Martin raised all kinds of strange allegations about Obama but focused on him attempting to hide his Muslim past. "It may well be that his concealment is meant to endanger Israel," read Martin's statement. "His Muslim religion would obviously raise serious questions in many Jewish circles where Obama now enjoys support."

A quick word about Andy Martin. During a 1983 bankruptcy case he referred to a federal judge as a "crooked, slimy Jew, who has a history of lying and thieving common to members of his race." Martin, who in the past was known as Anthony Martin-Trigona, is one of the most notorious litigants in the history of the United States. He's filed hundreds, possibly thousands, of lawsuits, often directed at judges who have ruled against him, or media outlets that cover him unfavorably. A 1993 opinion by the US Court of Appeals for the Eleventh Circuit, in Atlanta, described these lawsuits as "a cruel and effective weapon against his enemies," and called Martin a "notoriously vexatious and vindictive litigator who has long abused the American legal system." He once even attempted to intervene in the divorce proceedings of a judge who'd ruled against him, petitioning the state court to be appointed as the guardian of the judge's children.

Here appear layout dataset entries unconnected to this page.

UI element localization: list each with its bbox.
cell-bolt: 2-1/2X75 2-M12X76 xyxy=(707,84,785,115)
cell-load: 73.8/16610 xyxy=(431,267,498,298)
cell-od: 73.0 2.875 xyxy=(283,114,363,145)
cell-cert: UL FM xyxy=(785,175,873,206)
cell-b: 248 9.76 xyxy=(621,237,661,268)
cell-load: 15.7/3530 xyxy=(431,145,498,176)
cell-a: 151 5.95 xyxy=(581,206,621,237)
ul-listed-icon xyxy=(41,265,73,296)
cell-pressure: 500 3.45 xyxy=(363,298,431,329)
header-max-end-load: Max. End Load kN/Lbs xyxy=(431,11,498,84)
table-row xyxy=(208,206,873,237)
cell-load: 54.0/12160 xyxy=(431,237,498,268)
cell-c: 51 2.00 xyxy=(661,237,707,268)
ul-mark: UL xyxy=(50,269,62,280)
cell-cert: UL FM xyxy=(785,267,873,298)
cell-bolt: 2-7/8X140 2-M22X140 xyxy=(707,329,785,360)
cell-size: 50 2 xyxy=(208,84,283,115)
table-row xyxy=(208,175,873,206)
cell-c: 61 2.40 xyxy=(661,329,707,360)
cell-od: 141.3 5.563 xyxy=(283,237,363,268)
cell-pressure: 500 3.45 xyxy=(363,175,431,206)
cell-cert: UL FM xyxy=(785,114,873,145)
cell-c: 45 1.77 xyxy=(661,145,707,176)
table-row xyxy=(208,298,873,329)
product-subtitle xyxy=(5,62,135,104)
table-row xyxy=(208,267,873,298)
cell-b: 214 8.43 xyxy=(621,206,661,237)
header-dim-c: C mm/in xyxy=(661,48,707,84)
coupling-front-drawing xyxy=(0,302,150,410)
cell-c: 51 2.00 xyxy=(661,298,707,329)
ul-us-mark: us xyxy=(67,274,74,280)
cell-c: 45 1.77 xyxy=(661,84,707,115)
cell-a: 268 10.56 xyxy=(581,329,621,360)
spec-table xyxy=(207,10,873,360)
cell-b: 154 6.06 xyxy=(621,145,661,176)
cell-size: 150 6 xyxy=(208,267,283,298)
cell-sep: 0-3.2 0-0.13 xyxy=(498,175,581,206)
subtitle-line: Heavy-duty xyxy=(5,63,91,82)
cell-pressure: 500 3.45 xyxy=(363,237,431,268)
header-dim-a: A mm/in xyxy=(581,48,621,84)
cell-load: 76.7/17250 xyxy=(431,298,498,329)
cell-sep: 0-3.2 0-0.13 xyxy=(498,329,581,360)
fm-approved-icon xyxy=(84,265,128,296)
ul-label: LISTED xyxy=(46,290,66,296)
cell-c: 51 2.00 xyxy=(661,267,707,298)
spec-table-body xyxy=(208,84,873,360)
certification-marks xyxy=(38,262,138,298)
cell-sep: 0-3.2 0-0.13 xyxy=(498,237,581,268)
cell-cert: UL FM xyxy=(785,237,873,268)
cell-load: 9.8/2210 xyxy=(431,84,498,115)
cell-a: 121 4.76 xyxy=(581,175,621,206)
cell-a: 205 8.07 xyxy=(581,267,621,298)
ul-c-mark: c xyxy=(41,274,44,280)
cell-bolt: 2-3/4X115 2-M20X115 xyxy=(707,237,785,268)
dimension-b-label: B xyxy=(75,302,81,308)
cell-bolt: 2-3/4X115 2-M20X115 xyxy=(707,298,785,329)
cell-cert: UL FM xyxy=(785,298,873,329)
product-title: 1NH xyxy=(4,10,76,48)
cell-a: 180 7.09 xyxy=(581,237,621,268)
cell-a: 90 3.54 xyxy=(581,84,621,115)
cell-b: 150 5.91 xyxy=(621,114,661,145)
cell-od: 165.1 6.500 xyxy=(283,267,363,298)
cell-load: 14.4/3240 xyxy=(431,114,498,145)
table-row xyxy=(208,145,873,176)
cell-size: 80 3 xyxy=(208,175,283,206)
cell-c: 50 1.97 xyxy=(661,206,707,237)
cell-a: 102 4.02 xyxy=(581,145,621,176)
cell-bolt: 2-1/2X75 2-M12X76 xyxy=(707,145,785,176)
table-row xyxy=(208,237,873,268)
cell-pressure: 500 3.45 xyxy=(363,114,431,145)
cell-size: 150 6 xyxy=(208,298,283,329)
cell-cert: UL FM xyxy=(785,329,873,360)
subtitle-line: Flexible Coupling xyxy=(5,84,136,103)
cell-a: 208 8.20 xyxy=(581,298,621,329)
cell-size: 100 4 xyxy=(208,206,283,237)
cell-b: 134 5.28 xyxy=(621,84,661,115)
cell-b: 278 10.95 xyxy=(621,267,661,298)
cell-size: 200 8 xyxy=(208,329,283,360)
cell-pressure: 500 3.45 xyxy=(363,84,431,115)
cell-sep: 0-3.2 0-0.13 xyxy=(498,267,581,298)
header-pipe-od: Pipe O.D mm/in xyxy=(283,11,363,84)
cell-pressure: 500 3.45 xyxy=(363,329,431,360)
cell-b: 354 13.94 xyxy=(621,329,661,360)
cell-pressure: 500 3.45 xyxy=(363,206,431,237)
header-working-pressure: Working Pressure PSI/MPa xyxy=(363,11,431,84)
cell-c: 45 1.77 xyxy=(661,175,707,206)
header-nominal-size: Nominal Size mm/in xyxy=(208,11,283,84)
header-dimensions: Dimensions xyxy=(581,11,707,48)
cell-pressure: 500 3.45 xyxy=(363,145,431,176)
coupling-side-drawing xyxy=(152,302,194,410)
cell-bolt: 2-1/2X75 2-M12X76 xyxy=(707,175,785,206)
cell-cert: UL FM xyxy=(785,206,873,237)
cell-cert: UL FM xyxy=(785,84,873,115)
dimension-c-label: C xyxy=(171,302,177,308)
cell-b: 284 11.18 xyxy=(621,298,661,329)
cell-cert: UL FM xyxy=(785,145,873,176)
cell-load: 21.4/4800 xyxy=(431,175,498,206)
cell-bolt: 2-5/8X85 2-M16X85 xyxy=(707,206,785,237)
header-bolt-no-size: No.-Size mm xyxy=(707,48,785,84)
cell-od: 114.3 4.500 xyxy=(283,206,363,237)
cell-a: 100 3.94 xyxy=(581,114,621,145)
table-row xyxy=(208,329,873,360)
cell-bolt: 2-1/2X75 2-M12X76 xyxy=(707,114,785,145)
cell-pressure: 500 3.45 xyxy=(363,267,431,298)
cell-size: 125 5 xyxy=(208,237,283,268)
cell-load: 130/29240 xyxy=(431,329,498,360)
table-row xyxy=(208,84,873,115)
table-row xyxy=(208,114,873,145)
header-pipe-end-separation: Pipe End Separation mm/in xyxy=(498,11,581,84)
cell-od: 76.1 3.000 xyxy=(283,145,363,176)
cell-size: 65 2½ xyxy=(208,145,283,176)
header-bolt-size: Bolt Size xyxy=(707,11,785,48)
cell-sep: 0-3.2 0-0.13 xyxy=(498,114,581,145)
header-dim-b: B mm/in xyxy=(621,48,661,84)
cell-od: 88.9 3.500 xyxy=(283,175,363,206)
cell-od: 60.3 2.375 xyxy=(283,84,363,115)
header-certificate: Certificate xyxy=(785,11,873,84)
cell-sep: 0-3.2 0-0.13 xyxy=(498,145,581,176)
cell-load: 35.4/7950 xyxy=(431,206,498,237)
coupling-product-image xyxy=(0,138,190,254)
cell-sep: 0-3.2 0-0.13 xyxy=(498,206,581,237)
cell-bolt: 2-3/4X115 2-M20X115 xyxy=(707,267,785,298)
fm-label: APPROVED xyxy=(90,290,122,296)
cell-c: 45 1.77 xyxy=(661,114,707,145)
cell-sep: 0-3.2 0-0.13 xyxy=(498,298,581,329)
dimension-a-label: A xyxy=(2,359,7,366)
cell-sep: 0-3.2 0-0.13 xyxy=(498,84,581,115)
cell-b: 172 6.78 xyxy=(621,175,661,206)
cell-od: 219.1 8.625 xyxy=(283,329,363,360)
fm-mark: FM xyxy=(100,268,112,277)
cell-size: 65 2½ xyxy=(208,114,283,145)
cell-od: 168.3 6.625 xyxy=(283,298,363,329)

When I asked Martin for the source of his allegations about Obama's past, he told me they came from "people in London, among other places." Why London, I asked? "I started talking to them about Kenyan law. Every little morsel led me a little farther along."

Within a few days of Martin's press conference, the conservative site Free Republic had picked it up, attracting a long comment thread, but after that small blip the specious "questions" about Obama's background disappeared. Then, in the fall of 2006, as word got out that Obama was considering a presidential run, murmurs on the Internet resumed. In October a conservative blog called Infidel Bloggers Alliance reposted the Andy Martin press release under the title "Is Barack Obama Lying About His Life Story?" A few days later the online RumorMillNews also reposted the Andy Martin press release in response to a reader's inquiry about whether Obama was a Muslim. Then in December fringe right-wing activist Ted Sampley posted a column on the web raising the possibility that Obama was a secret Muslim. Sampley, who co-founded Vietnam Veterans Against John Kerry and once accused John McCain of having been a KGB asset, quoted heavily from Martin's original press release. "When Obama was six," Sampley wrote, "his mother, an atheist, married Lolo Soetoro, an Indonesian Muslim, and moved to Jakarta, Indonesia.... Soetoro enrolled his stepson in one of Jakarta's Muslim Wahabbi schools. Wahabbism is the radical teaching that created the Muslim terrorists who are now waging Jihad on the rest of the world."

On December 29, 2006, the very same day that Sampley posted his column, Snopes received its first copy of the e-mail forward, which contains an identical charge in strikingly similar language. Given the timing, it seems likely that it was a distillation of Sampley's work.

(SNIP)

"Everybody started calling me" when the e-mail first made the rounds, Andy Martin told me. "They said, 'Hey, did you write this?' My answer was 'they are all my children.' "

How do these people sleep at night? Have they NO shame? Now as in 2007, conservative - political and journalistic - need to step up and stamp this down.

It really makes Hillary's "not as far as I know" truly dispicably and disqualifying her for the VP slot.